Sam Hildebrand and Family

When I was writing my book Other Noted Guerrillas of the Civil War in Missouri and specifically when I was researching the chapter on infamous guerrilla Sam Hildebrand, one of the most surprising things I found out about the man had nothing to do with his Civil War exploits but instead pertained to his family heritage. I was surprised to learn that his great great grandfather, John Hildebrand, was the very first white man to settle away from the early French villages in what later became Missouri. In 1774, he settled on Saline Creek south of St. Louis in the area that later became Jefferson County. I found it rather amazing that there were white settlers in Missouri almost fifty years before statehood. In fact, I was also quite amazed, while studying my own family history, to learn that my earliest ancestors in Missouri came here before statehood. Not fifty years before by any means, but still the idea that I had ancestors in Missouri (the Franklin County area) as early as the 1810s was certainly surprising. So, I guess that's why I identify so strongly with the Ozarks. At least one branch of my family has been here for almost 200 years, and the other branches weren't far behind.

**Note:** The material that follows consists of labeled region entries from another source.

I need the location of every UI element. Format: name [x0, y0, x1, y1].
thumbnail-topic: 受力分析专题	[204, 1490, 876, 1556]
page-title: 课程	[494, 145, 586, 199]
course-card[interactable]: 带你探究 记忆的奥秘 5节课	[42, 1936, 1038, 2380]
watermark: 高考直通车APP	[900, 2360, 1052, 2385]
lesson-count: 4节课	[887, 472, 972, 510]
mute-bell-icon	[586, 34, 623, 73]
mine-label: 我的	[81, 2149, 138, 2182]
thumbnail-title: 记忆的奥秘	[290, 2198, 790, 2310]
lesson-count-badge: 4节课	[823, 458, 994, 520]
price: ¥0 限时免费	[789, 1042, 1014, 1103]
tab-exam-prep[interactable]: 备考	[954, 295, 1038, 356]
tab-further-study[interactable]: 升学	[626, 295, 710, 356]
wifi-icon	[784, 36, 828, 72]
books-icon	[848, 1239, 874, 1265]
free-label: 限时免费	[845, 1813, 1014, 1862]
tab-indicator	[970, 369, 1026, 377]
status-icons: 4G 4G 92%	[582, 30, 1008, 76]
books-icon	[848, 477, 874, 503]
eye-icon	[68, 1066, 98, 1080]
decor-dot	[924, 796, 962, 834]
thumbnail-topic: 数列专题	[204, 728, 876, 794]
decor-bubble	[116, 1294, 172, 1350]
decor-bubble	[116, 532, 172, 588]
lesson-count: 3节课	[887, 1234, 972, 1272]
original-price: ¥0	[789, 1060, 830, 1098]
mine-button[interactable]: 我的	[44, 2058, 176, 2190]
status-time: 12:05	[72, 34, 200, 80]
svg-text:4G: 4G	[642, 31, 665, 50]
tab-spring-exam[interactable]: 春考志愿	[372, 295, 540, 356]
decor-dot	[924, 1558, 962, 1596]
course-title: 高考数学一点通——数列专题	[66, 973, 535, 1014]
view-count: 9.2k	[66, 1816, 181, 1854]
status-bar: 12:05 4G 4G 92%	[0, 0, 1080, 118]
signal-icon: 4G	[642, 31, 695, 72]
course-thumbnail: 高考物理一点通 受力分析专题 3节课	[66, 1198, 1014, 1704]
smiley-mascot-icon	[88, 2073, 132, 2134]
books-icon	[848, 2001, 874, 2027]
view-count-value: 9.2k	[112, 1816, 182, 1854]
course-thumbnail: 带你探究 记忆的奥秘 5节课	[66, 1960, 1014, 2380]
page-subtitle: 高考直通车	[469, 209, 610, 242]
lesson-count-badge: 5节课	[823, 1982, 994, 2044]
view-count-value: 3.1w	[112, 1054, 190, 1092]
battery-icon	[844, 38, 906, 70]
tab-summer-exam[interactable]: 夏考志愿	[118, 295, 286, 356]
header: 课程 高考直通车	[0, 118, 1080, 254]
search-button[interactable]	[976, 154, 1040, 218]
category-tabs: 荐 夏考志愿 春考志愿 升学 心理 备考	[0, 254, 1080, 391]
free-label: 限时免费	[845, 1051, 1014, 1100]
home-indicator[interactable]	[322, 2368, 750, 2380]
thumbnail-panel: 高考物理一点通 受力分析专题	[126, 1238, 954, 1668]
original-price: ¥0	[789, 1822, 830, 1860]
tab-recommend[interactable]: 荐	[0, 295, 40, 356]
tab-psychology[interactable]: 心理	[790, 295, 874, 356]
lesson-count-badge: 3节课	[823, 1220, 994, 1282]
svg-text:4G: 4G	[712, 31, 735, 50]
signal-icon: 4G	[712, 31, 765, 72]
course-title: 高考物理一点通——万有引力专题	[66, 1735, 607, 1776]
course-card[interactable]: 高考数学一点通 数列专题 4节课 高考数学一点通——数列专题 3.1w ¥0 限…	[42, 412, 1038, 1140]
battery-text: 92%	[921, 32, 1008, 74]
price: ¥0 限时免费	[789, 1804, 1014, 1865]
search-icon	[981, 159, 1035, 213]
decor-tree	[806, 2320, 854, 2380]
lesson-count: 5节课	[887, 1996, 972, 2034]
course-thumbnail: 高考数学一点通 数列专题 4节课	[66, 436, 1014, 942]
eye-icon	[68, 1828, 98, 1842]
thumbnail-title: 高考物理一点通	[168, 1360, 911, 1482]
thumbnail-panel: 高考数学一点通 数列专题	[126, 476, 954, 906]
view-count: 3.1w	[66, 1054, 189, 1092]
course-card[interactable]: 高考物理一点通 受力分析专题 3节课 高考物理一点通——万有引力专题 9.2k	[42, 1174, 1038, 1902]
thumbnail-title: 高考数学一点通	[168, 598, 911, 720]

Wednesday, February 2, 2011

Absalom Stonecipher Humbard

There seems to be a common misconception that the Missouri guerrillas during the Civil War were little more than outlaws. Of course, that's how Union authorities tried to brand them, but the truth is that many, if not most, of the guerrillas were respected citizens before the war (or, in the case of the younger guerrillas, came from respected families). An example is Absalom S. Humbard of Jasper County. Humbard got married in Jasper County in 1856 and was an established farmer when the war came on. In the years immediately preceding the war, he was a member a group calling themselves the Minutemen who formed in Jasper County for protection against Kansas jayhawkers. Leader of the group was county judge John R. Chenault. At the outset of the war, Humbard joined the Missouri State Guard but declined to re-enlist when his initial six-month term was over. Many of the men who initially joined the State Guard did so with the limited goal of protecting their own soil, and this was true of Humbard. By the end of the six-month enlistment, though, most of them were being asked to join the Confederacy or were being otherwise expected to fight outside Missouri. Like a lot of his fellow State Guardsmen, Humbard balked at this idea and instead returned to Jasper County, where he began recruiting his own small squad. Not long afterwards he fell in with Tom Livingston and became an officer in Livingston's command. Although officially affiliated with Standwatie's Cherokee Indian regiment as part of the Confederate army, Livingston's men were usually referred to as a guerillas. At one point during the war, Humbard was taken prisoner and held at Springfield for six weeks. At the end of the war, he moved to Texas and became a prominent farmer. Humbard's story is probably more typical of the Missouri guerrillas than that of the men we tend to hear about--men like Frank and Jesse James, who became post-war outlaws.